Interview Round: Technical Screen

You are given an ordered list of records. Each record is a dictionary-like object with a unique string field called `id` and any number of additional attributes. Implement a utility that supports the following operations: 1. `get_next_id(id: string) -> string | null` - Return the `id` of the record immediately after the record with the given `id`. - Return `null` if the given `id` does not exist or if it belongs to the last record. 2. `get_previous_id(id: string) -> string | null` - Return the `id` of the record immediately before the record with the given `id`. - Return `null` if the given `id` does not exist or if it belongs to the first record. Your implementation should preserve the original order of the input records and should be efficient for repeated lookups. State the time and space complexity of your approach.

Quick Answer: This question evaluates understanding of ordered data traversal and efficient lookup design, assessing competency with data structures, indexing and reasoning about time and space complexity for repeated neighbor queries.

You are given an ordered list of records. Each record is a dictionary-like object that contains a unique string field called "id" and may contain any number of additional attributes. You are also given a list of lookup operations. Each operation is a pair `(op, record_id)` where `op` is either `"next"` or `"prev"`. For each operation: - `"next"`: return the `id` of the record immediately after `record_id` - `"prev"`: return the `id` of the record immediately before `record_id` Return the answers for all operations in order. If the given `id` does not exist, or if it has no neighbor in the requested direction, return `None` for that operation. Your solution should preserve the original order of the records and be efficient for repeated lookups.

Constraints

  • 0 <= len(records) <= 200000
  • 0 <= len(operations) <= 200000
  • Each record contains a unique string key `"id"`
  • Each operation is either `("next", id)` or `("prev", id)`

Examples

Input: ([{"id": "u1", "name": "Ann"}, {"id": "u2", "age": 30}, {"id": "u3", "active": True}], [("next", "u1"), ("prev", "u3"), ("next", "u3"), ("prev", "u1"), ("next", "missing")])

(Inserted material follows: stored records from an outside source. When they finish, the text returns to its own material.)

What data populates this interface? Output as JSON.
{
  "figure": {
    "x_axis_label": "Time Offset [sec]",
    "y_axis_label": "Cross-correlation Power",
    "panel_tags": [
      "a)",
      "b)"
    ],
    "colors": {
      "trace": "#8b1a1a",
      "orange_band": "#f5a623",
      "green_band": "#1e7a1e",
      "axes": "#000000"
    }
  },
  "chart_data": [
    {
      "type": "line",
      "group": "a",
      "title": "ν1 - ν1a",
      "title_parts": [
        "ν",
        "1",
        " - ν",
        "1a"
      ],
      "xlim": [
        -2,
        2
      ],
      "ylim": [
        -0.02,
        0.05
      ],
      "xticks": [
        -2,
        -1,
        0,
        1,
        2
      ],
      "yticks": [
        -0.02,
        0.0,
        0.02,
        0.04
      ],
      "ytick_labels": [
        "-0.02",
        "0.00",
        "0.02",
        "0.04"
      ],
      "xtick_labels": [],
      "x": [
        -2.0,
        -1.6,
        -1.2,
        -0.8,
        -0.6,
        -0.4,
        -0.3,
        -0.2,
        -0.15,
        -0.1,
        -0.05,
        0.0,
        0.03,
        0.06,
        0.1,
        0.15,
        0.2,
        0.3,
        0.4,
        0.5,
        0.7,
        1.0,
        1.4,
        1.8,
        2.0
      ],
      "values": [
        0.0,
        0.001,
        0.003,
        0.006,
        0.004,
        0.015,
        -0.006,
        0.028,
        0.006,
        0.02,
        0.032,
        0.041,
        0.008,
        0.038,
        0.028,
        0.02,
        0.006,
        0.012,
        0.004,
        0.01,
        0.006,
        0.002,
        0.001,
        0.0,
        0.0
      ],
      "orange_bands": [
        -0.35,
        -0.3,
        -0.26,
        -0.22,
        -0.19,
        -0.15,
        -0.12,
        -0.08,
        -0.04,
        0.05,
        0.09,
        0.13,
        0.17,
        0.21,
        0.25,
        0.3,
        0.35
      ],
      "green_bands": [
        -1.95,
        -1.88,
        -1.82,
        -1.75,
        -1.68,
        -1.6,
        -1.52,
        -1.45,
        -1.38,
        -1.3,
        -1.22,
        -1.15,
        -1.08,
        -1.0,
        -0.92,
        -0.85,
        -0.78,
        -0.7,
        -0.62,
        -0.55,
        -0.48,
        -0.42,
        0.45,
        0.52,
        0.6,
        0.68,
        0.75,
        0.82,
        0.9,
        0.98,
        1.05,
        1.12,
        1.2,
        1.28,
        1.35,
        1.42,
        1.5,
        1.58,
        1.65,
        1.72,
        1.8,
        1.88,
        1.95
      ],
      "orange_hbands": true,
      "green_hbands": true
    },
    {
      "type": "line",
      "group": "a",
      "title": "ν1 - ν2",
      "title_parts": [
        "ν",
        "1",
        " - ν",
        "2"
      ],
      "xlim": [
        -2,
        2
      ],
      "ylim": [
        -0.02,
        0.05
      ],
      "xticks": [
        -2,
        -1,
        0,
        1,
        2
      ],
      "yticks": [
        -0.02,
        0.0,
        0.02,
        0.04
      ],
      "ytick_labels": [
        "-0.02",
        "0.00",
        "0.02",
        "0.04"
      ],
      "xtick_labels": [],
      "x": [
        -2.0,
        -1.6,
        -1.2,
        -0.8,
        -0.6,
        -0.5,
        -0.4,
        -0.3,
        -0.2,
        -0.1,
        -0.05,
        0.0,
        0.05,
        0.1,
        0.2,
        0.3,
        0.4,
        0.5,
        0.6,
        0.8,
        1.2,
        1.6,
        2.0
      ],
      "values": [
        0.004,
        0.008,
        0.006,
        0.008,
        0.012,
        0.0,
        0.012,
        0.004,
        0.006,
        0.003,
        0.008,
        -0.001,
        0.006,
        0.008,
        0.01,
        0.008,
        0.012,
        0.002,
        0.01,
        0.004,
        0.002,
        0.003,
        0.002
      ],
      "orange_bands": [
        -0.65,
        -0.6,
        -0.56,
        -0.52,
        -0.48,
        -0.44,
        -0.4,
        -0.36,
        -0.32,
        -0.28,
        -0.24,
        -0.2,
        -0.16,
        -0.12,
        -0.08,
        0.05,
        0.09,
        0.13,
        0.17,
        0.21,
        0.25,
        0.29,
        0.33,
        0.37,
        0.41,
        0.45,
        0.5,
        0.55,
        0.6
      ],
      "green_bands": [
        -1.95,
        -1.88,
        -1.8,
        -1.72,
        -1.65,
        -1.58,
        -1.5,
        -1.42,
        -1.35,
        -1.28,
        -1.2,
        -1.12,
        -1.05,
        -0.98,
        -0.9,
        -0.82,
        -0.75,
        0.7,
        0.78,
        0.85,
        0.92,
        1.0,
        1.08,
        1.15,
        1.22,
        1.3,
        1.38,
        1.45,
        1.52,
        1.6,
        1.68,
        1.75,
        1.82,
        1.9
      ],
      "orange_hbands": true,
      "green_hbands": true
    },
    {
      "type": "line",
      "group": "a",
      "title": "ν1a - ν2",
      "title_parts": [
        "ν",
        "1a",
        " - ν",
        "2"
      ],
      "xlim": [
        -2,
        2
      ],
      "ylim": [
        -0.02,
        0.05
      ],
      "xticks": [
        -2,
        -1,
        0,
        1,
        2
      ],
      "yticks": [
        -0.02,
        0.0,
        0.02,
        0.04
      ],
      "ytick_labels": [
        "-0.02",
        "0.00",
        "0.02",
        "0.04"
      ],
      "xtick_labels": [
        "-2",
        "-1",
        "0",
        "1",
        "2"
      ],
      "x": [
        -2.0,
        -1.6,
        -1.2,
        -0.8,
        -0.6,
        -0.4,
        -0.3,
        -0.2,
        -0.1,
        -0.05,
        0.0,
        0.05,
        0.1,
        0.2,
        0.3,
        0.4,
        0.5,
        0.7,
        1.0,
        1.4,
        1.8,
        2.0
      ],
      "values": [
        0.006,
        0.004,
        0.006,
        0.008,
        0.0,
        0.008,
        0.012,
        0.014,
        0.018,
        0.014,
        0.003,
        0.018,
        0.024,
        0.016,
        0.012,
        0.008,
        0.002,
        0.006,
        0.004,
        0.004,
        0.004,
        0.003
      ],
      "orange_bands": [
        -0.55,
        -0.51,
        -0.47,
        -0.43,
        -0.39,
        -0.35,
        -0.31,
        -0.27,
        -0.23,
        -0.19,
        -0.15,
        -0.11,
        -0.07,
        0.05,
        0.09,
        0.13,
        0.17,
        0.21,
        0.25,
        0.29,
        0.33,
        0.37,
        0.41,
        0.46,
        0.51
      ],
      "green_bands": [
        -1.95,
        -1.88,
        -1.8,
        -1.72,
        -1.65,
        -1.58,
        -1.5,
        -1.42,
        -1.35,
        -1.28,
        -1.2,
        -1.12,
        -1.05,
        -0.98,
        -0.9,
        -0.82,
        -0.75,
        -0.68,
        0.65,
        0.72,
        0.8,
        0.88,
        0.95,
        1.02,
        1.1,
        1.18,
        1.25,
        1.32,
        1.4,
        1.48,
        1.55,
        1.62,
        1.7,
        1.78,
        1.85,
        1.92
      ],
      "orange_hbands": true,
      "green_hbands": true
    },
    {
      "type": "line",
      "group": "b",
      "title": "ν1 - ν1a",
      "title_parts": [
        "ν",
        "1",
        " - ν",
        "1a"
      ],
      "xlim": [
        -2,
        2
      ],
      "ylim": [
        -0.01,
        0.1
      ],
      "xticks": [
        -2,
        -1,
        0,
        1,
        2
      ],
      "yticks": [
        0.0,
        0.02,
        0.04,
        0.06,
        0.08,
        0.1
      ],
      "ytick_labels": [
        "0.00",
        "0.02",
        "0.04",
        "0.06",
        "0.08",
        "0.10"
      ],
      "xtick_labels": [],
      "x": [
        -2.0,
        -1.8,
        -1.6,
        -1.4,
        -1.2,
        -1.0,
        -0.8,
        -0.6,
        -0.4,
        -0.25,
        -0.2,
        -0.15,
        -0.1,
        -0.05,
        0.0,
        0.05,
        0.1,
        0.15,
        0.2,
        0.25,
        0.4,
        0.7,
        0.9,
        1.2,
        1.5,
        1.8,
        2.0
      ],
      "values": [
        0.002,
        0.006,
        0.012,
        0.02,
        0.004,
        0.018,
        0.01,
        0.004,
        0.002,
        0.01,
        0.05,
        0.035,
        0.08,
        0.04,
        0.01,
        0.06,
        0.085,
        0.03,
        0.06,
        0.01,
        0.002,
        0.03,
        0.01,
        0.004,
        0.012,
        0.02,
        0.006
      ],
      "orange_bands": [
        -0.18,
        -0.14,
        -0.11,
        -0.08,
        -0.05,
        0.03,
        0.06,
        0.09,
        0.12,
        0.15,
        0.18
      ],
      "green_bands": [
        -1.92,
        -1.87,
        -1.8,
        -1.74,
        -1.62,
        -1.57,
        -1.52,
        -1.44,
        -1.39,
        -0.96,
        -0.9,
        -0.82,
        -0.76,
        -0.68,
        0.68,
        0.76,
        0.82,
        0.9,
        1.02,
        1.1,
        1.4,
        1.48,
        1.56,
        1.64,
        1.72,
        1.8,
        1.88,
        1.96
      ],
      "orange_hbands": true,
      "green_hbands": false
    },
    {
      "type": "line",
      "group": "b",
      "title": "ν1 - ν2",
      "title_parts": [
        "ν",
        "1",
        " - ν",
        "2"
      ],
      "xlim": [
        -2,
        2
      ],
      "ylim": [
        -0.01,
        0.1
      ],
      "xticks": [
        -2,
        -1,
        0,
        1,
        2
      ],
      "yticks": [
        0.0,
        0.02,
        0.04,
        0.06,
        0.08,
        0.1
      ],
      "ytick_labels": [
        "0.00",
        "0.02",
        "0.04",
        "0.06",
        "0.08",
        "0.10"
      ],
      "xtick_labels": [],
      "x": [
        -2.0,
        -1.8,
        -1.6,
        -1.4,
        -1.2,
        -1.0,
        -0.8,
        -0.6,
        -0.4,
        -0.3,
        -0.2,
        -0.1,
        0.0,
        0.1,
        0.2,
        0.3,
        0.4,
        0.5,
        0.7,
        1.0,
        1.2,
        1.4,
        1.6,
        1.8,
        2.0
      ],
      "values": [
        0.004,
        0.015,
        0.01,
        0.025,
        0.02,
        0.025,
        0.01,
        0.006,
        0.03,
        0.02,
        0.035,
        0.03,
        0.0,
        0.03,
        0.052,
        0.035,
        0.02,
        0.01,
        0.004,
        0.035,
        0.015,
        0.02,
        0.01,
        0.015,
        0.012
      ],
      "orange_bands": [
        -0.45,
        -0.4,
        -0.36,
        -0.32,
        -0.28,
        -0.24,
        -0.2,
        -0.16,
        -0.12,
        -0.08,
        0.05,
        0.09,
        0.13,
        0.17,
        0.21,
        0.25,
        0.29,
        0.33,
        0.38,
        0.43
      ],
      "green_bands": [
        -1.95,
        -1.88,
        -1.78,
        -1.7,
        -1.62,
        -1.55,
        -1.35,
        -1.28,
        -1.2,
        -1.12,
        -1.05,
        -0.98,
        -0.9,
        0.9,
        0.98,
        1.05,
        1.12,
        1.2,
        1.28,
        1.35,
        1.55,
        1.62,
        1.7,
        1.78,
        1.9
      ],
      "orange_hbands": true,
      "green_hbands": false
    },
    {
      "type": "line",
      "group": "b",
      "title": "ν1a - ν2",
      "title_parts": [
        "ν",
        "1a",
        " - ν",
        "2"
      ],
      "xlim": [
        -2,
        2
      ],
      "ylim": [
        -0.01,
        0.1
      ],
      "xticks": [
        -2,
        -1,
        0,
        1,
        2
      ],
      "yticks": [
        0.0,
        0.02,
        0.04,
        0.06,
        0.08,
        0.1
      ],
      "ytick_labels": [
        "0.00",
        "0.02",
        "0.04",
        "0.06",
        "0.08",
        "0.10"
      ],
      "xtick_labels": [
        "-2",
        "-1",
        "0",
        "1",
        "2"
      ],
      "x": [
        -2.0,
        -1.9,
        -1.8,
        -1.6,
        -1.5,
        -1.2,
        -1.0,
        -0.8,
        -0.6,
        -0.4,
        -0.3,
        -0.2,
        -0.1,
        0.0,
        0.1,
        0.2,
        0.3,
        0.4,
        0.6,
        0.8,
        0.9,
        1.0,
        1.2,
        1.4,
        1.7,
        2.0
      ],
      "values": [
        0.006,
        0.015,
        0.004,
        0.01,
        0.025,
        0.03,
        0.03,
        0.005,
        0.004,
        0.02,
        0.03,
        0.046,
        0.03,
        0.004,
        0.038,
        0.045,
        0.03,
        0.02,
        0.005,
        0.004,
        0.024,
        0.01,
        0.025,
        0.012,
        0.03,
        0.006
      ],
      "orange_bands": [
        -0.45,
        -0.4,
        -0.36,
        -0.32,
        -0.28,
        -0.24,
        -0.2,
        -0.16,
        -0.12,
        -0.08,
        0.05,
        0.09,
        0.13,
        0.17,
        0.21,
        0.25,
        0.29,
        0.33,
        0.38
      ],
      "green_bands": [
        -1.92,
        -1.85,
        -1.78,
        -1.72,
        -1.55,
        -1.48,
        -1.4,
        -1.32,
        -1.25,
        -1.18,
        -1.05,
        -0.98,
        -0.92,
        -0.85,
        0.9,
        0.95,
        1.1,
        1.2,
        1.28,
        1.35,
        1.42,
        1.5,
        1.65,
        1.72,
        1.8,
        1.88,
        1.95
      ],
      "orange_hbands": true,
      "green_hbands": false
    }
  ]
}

Expected Output: ["u2", "u2", None, None, None]

Explanation: The ordered ids are ["u1", "u2", "u3"]. So the next id after "u1" is "u2", the previous id before "u3" is "u2", and the boundary or missing-id lookups return None.

Input: ([], [("next", "x"), ("prev", "x")])

Expected Output: [None, None]

Explanation: There are no records, so every lookup returns None.

Input: ([{"id": "only", "value": 10}], [("next", "only"), ("prev", "only"), ("prev", "missing")])

Expected Output: [None, None, None]

Explanation: A single record has neither a previous nor a next neighbor, and a missing id also returns None.

Input: ([{"id": "alpha"}, {"id": "beta", "score": 7}, {"id": "gamma"}, {"id": "delta", "flag": False}], [("prev", "gamma"), ("next", "beta"), ("prev", "alpha"), ("next", "delta")])

Expected Output: ["beta", "gamma", None, None]

Explanation: The list order is preserved as ["alpha", "beta", "gamma", "delta"]. So gamma's previous is beta, beta's next is gamma, alpha has no previous, and delta has no next.

Input: ([{"id": "id-10", "x": 1}, {"id": "id-2", "x": 2}, {"id": "id-30", "x": 3}], [("next", "id-10"), ("next", "id-2"), ("prev", "id-30")])

Expected Output: ["id-2", "id-30", "id-2"]

Explanation: Neighboring records depend on input order, not lexicographic order of the ids.

Hints

  1. If you scan the list for every lookup, repeated queries become too slow. Preprocess the records once.
  2. Store each record's position by `id` in a hash map. Then the neighboring record is just at index `i - 1` or `i + 1` if that index is in bounds.